En tant qu'étudiant, je suis fier de casser les pieds des professeurs, en les obligeant a faire des recherches sur leurs anciens cours ou même à se rappeler de choses qu'il N'ENSEIGNENT PAS HABITUELLEMENT. Et une bonne moitié des personnes de ma classe en font de même. Du point de vue très étriqué de mon point de vue personnel, je me voit donc obligé de te contredire quand au manque de pensée critique étudiante!

 

Je suis heureux pour ta classe. Ça montre que vous êtes très intéressés, ou très motivés à faire chier vos profs. :D 

Ça ne correspond hélas pas vraiment avec ma perception de mes sept années universitaires cumulées (avec plus ou moins de succès) additionnées de diverses formations courtes pour adultes. On peut aussi penser au rapport critique de toutes les générations vis-à-vis des articles douteux partagés sur Facebook.  :D Mais retournons à nos moutons.

 

Il y a 6 heures, El phacochère a dit :

Tout a fait d'accord sur ce point, d'ailleurs je m’apprêtait à rédiger un sujet sur ce thème, et plus précisément sur le critère commun de receptibilité... receptivation... receptivage... BREF, je trouve que les théories a ce sujet sont assez éparse, et que tout le monde y allait de sa petite hypothèse.

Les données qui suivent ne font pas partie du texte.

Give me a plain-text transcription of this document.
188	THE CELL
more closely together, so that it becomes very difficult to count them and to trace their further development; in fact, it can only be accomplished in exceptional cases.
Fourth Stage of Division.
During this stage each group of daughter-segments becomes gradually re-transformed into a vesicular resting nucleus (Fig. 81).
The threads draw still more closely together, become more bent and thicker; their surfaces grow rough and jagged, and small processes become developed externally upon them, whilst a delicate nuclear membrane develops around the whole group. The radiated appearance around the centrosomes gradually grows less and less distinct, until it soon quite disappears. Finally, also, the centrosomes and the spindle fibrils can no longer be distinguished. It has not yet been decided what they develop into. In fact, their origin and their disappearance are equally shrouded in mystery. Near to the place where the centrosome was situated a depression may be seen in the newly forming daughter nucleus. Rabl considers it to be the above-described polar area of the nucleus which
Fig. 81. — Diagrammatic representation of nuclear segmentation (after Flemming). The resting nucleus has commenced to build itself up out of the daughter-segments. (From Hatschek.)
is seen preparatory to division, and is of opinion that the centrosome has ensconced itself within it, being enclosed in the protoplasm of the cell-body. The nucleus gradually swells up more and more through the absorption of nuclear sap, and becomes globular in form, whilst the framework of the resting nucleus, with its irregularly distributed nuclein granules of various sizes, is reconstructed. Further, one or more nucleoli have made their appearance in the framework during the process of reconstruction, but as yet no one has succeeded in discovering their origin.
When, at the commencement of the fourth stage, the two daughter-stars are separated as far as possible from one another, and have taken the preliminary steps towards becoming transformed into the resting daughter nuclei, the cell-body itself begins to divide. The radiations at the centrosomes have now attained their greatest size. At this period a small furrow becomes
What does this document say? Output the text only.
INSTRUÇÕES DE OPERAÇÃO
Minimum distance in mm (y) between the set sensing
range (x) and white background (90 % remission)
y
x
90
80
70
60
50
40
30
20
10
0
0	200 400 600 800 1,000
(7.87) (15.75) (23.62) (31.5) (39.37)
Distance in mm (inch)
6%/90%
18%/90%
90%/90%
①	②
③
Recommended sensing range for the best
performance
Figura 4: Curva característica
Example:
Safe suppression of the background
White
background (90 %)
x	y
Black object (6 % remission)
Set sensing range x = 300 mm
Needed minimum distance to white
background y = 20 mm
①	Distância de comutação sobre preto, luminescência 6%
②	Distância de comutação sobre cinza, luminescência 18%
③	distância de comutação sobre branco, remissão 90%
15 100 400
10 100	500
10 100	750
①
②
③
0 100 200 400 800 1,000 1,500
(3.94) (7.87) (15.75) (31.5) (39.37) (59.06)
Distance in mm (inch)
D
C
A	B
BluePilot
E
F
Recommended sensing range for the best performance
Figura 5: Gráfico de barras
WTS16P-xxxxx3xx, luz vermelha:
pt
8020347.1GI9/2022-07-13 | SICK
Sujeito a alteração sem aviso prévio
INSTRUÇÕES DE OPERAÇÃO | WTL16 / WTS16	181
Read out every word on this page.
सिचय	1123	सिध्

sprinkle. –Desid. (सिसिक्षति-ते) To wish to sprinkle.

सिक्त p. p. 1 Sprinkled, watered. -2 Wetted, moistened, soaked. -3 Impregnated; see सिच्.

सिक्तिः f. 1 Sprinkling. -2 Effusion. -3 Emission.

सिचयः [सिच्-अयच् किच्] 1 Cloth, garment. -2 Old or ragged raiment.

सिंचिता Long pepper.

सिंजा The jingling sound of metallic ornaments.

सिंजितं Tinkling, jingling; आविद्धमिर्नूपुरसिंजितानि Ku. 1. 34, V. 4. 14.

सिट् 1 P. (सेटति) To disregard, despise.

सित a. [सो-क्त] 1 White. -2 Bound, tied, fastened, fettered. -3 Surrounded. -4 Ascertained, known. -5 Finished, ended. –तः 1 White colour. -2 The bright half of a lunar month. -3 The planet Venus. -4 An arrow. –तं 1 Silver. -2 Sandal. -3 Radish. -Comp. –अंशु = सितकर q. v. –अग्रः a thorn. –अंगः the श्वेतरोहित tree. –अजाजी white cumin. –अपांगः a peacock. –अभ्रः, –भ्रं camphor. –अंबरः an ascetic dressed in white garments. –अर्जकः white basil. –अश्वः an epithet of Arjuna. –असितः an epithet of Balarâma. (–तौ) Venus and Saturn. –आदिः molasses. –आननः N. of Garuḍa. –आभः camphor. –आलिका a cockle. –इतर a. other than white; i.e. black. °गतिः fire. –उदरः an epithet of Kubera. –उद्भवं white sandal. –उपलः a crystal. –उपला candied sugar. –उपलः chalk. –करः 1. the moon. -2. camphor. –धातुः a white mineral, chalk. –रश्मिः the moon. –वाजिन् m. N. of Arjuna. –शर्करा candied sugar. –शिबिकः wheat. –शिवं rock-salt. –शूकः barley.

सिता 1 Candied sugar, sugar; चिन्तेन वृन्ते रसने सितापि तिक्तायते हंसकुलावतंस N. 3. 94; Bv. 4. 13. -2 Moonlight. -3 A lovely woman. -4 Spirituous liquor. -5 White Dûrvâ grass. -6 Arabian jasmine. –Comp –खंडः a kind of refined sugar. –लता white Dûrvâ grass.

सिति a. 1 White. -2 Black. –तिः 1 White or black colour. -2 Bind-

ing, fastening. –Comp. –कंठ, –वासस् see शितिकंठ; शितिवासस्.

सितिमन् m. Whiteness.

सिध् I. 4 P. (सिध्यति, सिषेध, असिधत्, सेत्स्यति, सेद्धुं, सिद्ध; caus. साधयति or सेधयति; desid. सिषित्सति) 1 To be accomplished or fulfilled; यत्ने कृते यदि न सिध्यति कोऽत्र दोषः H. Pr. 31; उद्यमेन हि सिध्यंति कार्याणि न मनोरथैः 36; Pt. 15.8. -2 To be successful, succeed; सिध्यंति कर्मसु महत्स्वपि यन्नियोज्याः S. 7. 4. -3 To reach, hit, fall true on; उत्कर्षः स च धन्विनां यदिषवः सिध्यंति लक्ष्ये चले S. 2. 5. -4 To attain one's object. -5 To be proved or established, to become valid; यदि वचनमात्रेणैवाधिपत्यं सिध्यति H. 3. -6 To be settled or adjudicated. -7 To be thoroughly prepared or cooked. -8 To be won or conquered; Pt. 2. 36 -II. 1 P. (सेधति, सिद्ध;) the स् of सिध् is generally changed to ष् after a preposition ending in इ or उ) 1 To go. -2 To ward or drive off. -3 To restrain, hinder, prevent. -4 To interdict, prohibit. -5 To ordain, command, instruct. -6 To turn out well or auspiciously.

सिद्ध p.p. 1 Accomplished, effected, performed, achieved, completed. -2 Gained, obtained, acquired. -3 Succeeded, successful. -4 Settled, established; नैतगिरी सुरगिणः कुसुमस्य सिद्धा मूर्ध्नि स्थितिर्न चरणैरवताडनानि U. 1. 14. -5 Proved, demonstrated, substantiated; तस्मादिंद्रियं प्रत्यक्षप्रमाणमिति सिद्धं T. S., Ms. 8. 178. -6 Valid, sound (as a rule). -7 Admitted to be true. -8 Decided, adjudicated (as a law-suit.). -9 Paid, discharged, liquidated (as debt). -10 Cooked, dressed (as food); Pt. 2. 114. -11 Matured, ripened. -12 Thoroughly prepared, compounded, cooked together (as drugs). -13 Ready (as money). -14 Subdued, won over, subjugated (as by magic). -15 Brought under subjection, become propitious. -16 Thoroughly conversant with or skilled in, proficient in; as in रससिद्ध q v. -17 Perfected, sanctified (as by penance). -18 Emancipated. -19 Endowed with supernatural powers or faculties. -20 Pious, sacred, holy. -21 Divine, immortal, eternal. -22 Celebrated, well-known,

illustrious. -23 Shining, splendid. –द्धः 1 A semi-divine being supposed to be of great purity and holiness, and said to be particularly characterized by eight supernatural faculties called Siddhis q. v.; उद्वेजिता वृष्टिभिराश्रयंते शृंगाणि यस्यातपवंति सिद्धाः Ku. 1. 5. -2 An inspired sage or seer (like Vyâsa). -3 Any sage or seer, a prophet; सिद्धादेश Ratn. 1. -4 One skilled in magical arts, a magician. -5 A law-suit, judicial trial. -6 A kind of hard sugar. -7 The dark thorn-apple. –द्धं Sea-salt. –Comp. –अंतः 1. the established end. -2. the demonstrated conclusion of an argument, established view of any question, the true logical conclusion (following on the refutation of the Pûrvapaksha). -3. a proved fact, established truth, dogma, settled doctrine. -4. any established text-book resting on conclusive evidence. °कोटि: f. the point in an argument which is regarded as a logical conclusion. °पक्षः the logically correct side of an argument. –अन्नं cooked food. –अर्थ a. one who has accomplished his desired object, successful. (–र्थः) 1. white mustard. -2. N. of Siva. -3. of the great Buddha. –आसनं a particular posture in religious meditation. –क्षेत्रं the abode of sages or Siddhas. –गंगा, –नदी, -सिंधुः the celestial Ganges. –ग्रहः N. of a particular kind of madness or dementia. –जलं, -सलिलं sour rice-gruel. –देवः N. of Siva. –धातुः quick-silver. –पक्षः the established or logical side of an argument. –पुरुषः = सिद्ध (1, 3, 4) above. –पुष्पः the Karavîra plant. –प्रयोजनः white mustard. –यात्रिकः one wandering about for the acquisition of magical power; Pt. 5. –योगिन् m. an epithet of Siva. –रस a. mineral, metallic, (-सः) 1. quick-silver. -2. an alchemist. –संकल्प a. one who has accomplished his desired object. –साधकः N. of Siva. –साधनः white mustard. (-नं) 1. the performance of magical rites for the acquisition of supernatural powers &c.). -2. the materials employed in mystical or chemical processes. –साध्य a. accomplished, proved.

Y a il des critères qui font consensus ?

 

Ce que tu trouveras de plus étayé dans le domaine ce sont les différentes échelles de suggestibilités, notamment la Stanford Hypnotic Suggestibility Scale. Elle a été développée dans les années 60 et régulièrement révisée (notamment on a remplacé l'odeur testé pour la suggestion d'anosmie,  l'ammoniaque c'était un peu violent pour l'organisme). Elle est évidemment contestable et correspond à une certaine vision de l'hypnose, puisqu'elle ne prend pas du tout en compte l'idée que le cadre ou le contexte puisse être un facteur déterminant. L'article wikipédia n'est pas trop mal fait et donne des pistes des recherches intéressantes sur le sujet.
https://en.wikipedia.org/wiki/Hypnotic_susceptibility

 

D'une façon générale, il semble y avoir très peu de passerelles entre la recherche fondamentale, et la pratique de l'hypnose.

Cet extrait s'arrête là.